On-line version ISSN 2078-5135
Print version ISSN 0256-9574
SAMJ, S. Afr. med. j. vol.98 n.4 Cape Town Apr. 2008
PO Box 119 - Milnerton, 7435. firstname.lastname@example.org
To the Editor: Reflecting on my last three decades in general/ family practice, I realised that I am an old-fashioned GP and expect too much from my colleagues. Over the Christmas/ New Year period, when many of them were away, some of their patients requested me to fax their pharmacy for a new prescription. I usually respond to such requests: 'My name is Furman, not Faxman!'
The Cape Times recently published a notice that a patient, whom I have looked after since birth, had given birth. The gynaecologist did not ask me to assist at the caesarean section, I was not informed of the birth, and I won't get a letter from the paediatrician.
Mossie Silbert and Sid Kiel, whom I joined in Sea Point in 1975, made me call and introduce myself to the other doctors and pharmacists in the area and inform other GPs if I saw their patients. I once called Gresha Edelstein to tell him that a patient whom he had seen recently had consulted me. He responded, 'If my patients don't want to see me, it's OK by me!'
Another well-known physician would call me and ask my permission to see Mr X or Mrs Y who had come to see him without a referral letter.
I have watched the fragmentation and now the defragmentation of general/family practice. Patients self-refer to private clinics, and their medical aid benefits are often depleted by expensive special investigations and treatment. Examples are clinics for headache, sports medicine and women's wellness.

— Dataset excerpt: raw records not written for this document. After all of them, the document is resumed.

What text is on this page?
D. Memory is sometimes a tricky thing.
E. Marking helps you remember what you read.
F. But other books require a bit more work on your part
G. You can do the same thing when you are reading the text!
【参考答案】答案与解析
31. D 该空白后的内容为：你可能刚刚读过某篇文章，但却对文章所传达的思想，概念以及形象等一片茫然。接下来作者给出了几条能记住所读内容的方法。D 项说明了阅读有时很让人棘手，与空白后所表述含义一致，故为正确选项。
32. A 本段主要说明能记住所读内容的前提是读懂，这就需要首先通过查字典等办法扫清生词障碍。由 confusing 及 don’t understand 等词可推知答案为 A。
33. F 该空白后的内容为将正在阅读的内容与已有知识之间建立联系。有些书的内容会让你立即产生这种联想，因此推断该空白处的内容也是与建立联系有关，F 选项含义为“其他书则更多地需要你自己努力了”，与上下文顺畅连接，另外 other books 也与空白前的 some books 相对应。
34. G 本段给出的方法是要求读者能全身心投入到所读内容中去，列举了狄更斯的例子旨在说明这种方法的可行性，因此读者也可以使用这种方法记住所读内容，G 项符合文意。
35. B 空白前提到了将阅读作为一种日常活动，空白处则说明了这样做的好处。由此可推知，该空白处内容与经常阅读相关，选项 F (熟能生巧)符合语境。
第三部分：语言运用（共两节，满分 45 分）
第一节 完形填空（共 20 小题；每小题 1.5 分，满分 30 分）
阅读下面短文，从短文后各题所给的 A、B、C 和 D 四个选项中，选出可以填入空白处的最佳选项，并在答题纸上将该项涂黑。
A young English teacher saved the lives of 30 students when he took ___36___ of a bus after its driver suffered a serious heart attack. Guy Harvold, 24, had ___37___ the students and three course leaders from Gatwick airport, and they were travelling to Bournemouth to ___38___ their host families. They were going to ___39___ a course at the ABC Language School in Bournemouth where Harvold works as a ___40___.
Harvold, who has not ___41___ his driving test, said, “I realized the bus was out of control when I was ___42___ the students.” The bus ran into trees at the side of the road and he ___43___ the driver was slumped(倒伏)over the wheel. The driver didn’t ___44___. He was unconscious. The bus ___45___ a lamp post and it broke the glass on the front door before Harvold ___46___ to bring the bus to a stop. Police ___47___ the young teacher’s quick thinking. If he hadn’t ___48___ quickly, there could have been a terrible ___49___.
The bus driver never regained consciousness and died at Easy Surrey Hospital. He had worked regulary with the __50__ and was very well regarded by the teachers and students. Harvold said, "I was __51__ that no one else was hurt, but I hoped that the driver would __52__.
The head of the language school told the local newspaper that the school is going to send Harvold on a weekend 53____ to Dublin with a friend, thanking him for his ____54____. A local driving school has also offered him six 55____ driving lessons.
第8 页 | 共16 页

Nursing sisters at many pharmacies give flu vaccines and anti-inflammatory injections, and perform cholesterol and glucose tests. Guess who gets called out when there is an anaphalactoid reaction? Lately, I've been receiving patients requesting inappropriate HIV tests and other screening tests to earn points for their medical aid to fund cheaper movie tickets, plane tickets, car hire and other perks/benefits!

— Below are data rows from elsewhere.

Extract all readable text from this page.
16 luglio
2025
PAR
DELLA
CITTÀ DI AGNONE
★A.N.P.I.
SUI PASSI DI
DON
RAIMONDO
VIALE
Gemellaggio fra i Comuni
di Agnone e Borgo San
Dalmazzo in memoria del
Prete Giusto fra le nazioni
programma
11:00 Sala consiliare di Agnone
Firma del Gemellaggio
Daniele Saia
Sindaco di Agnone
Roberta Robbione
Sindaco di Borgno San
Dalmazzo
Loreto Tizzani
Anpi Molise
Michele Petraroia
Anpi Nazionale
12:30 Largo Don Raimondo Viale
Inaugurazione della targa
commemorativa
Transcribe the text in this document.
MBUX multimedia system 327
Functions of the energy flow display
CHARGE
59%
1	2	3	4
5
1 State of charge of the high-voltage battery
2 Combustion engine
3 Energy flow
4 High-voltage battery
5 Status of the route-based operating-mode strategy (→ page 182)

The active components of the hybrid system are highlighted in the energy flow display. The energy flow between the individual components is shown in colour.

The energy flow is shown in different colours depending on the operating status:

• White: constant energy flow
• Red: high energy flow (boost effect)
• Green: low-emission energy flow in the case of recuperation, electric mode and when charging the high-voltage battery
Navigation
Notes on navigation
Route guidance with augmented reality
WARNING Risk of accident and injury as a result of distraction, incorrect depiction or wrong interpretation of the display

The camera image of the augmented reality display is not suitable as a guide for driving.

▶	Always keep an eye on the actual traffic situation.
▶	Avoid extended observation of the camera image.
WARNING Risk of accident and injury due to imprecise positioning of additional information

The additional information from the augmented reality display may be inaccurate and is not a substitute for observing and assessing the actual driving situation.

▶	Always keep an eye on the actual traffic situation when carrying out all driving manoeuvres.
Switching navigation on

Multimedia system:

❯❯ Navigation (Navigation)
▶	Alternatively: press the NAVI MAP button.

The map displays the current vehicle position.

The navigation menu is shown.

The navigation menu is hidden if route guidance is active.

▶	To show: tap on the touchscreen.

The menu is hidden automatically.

Primary care has changed with the mushrooming of the private trauma/casualty units that are housed at the biggest 'primary care centres'. As long as patients have cash or credit cards, they are seen for any urgent ailment, from nappy rash to rhinitis. These units have an important role in the community, if used appropriately for MVAs, myocardial infarcts, acute surgery and other true emergencies. However, they are being abused by arranging repeat visits instead of returning patients for continuing care to their primary caregiver.
I am now forced to do a dispensing course to continue to perform clinical trials that I have been doing since 1979. My medical training did not include the complex ICD10 codes, Nappi codes or how to manage managed health care. The attempts by the Department of Health to implement a 'Certificate of Need' would result in me not being able to treat whoever, with whatever, and now even wherever I want to treat!

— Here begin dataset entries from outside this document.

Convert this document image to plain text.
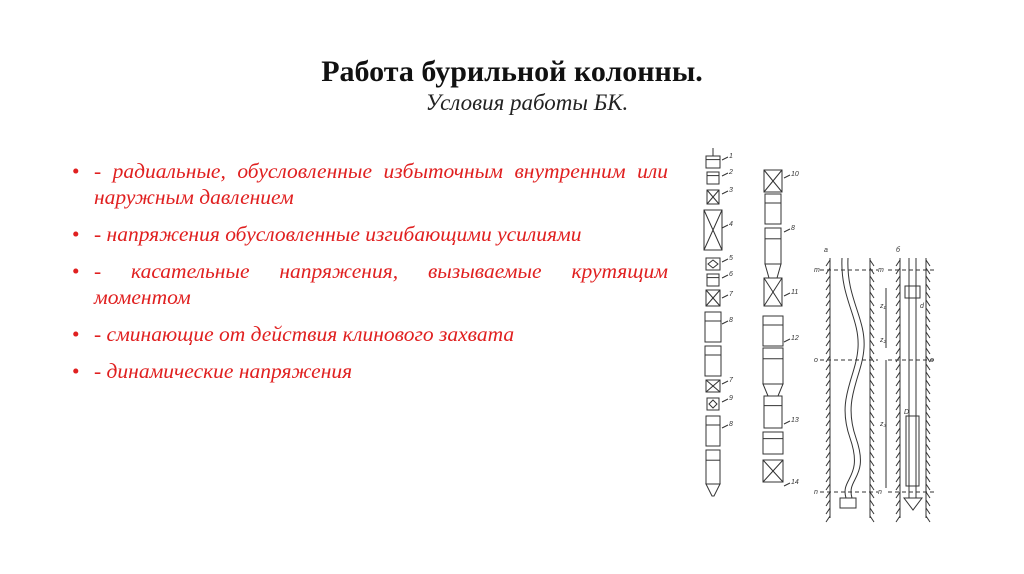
Работа бурильной колонны.
Условия работы БК.
• - радиальные, обусловленные избыточным внутренним или наружным давлением
• - напряжения обусловленные изгибающими усилиями
• - касательные напряжения, вызываемые крутящим моментом
• - сминающие от действия клинового захвата
• - динамические напряжения
1
2
3
4
5
6
7
8
7
9
8
10
8
11
12
13
14
а	б
m	m
o	o
n	n
z₁
z₂
z₃
d
D
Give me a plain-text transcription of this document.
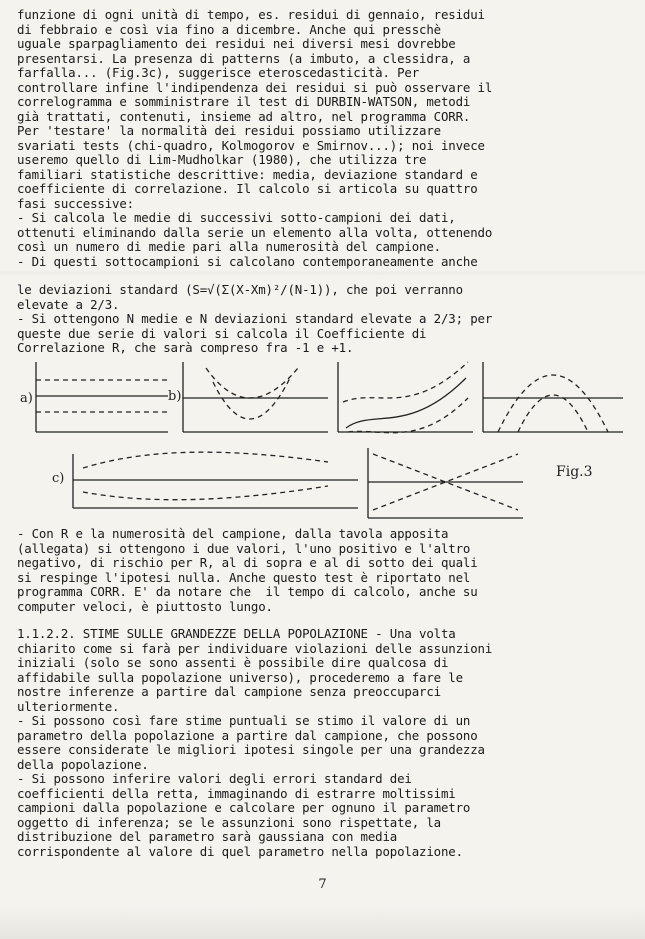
funzione di ogni unità di tempo, es. residui di gennaio, residui
di febbraio e così via fino a dicembre. Anche qui presschè
uguale sparpagliamento dei residui nei diversi mesi dovrebbe
presentarsi. La presenza di patterns (a imbuto, a clessidra, a
farfalla... (Fig.3c), suggerisce eteroscedasticità. Per
controllare infine l'indipendenza dei residui si può osservare il
correlogramma e somministrare il test di DURBIN-WATSON, metodi
già trattati, contenuti, insieme ad altro, nel programma CORR.
Per 'testare' la normalità dei residui possiamo utilizzare
svariati tests (chi-quadro, Kolmogorov e Smirnov...); noi invece
useremo quello di Lim-Mudholkar (1980), che utilizza tre
familiari statistiche descrittive: media, deviazione standard e
coefficiente di correlazione. Il calcolo si articola su quattro
fasi successive:
- Si calcola le medie di successivi sotto-campioni dei dati,
ottenuti eliminando dalla serie un elemento alla volta, ottenendo
così un numero di medie pari alla numerosità del campione.
- Di questi sottocampioni si calcolano contemporaneamente anche
le deviazioni standard (S=√(Σ(X-Xm)²/(N-1)), che poi verranno
elevate a 2/3.
- Si ottengono N medie e N deviazioni standard elevate a 2/3; per
queste due serie di valori si calcola il Coefficiente di
Correlazione R, che sarà compreso fra -1 e +1.
a)	b)
c)	Fig.3
- Con R e la numerosità del campione, dalla tavola apposita
(allegata) si ottengono i due valori, l'uno positivo e l'altro
negativo, di rischio per R, al di sopra e al di sotto dei quali
si respinge l'ipotesi nulla. Anche questo test è riportato nel
programma CORR. E' da notare che  il tempo di calcolo, anche su
computer veloci, è piuttosto lungo.
1.1.2.2. STIME SULLE GRANDEZZE DELLA POPOLAZIONE - Una volta
chiarito come si farà per individuare violazioni delle assunzioni
iniziali (solo se sono assenti è possibile dire qualcosa di
affidabile sulla popolazione universo), procederemo a fare le
nostre inferenze a partire dal campione senza preoccuparci
ulteriormente.
- Si possono così fare stime puntuali se stimo il valore di un
parametro della popolazione a partire dal campione, che possono
essere considerate le migliori ipotesi singole per una grandezza
della popolazione.
- Si possono inferire valori degli errori standard dei
coefficienti della retta, immaginando di estrarre moltissimi
campioni dalla popolazione e calcolare per ognuno il parametro
oggetto di inferenza; se le assunzioni sono rispettate, la
distribuzione del parametro sarà gaussiana con media
corrispondente al valore di quel parametro nella popolazione.
7
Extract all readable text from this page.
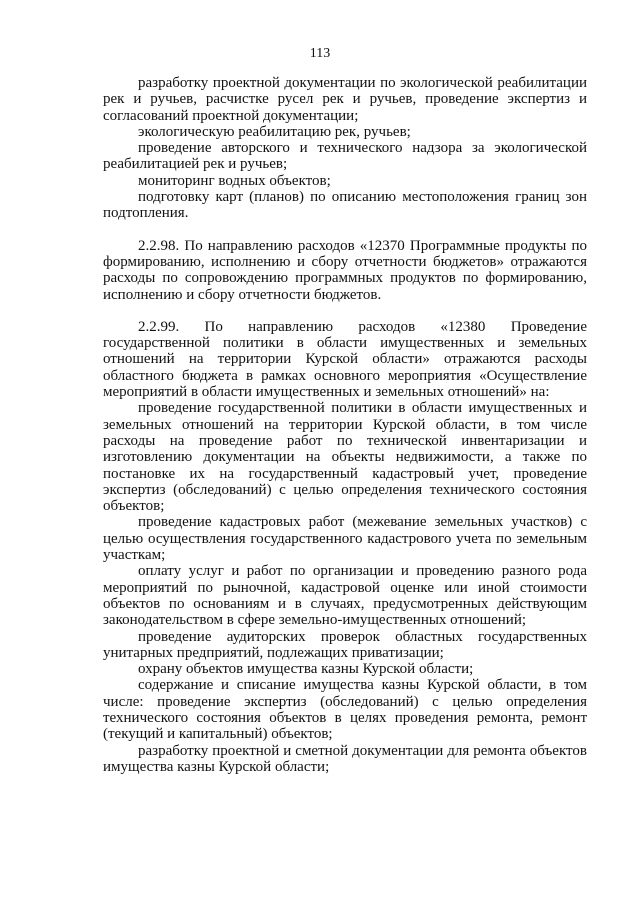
113

разработку проектной документации по экологической реабилитации рек и ручьев, расчистке русел рек и ручьев, проведение экспертиз и согласований проектной документации;

экологическую реабилитацию рек, ручьев;

проведение авторского и технического надзора за экологической реабилитацией рек и ручьев;

мониторинг водных объектов;

подготовку карт (планов) по описанию местоположения границ зон подтопления.

2.2.98. По направлению расходов «12370 Программные продукты по формированию, исполнению и сбору отчетности бюджетов» отражаются расходы по сопровождению программных продуктов по формированию, исполнению и сбору отчетности бюджетов.

2.2.99. По направлению расходов «12380 Проведение государственной политики в области имущественных и земельных отношений на территории Курской области» отражаются расходы областного бюджета в рамках основного мероприятия «Осуществление мероприятий в области имущественных и земельных отношений» на:

проведение государственной политики в области имущественных и земельных отношений на территории Курской области, в том числе расходы на проведение работ по технической инвентаризации и изготовлению документации на объекты недвижимости, а также по постановке их на государственный кадастровый учет, проведение экспертиз (обследований) с целью определения технического состояния объектов;

проведение кадастровых работ (межевание земельных участков) с целью осуществления государственного кадастрового учета по земельным участкам;

оплату услуг и работ по организации и проведению разного рода мероприятий по рыночной, кадастровой оценке или иной стоимости объектов по основаниям и в случаях, предусмотренных действующим законодательством в сфере земельно-имущественных отношений;

проведение аудиторских проверок областных государственных унитарных предприятий, подлежащих приватизации;

охрану объектов имущества казны Курской области;

содержание и списание имущества казны Курской области, в том числе: проведение экспертиз (обследований) с целью определения технического состояния объектов в целях проведения ремонта, ремонт (текущий и капитальный) объектов;

разработку проектной и сметной документации для ремонта объектов имущества казны Курской области;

A patient called me out at 07h30 on Christmas Day. He had had several recent hospital admissions after self-referring to a specialist and was on a host of medications of which I was unaware. He asked me, 'Knowing what you do now: if you had your life over, would you still choose medicine as a career?' Without hesitating, I replied, 'Yes'. Driving home for a delayed breakfast, Frank Sinatra was singing 'I did it my way', and I thought that there is no way in the current climate that I am able to practise my way!!!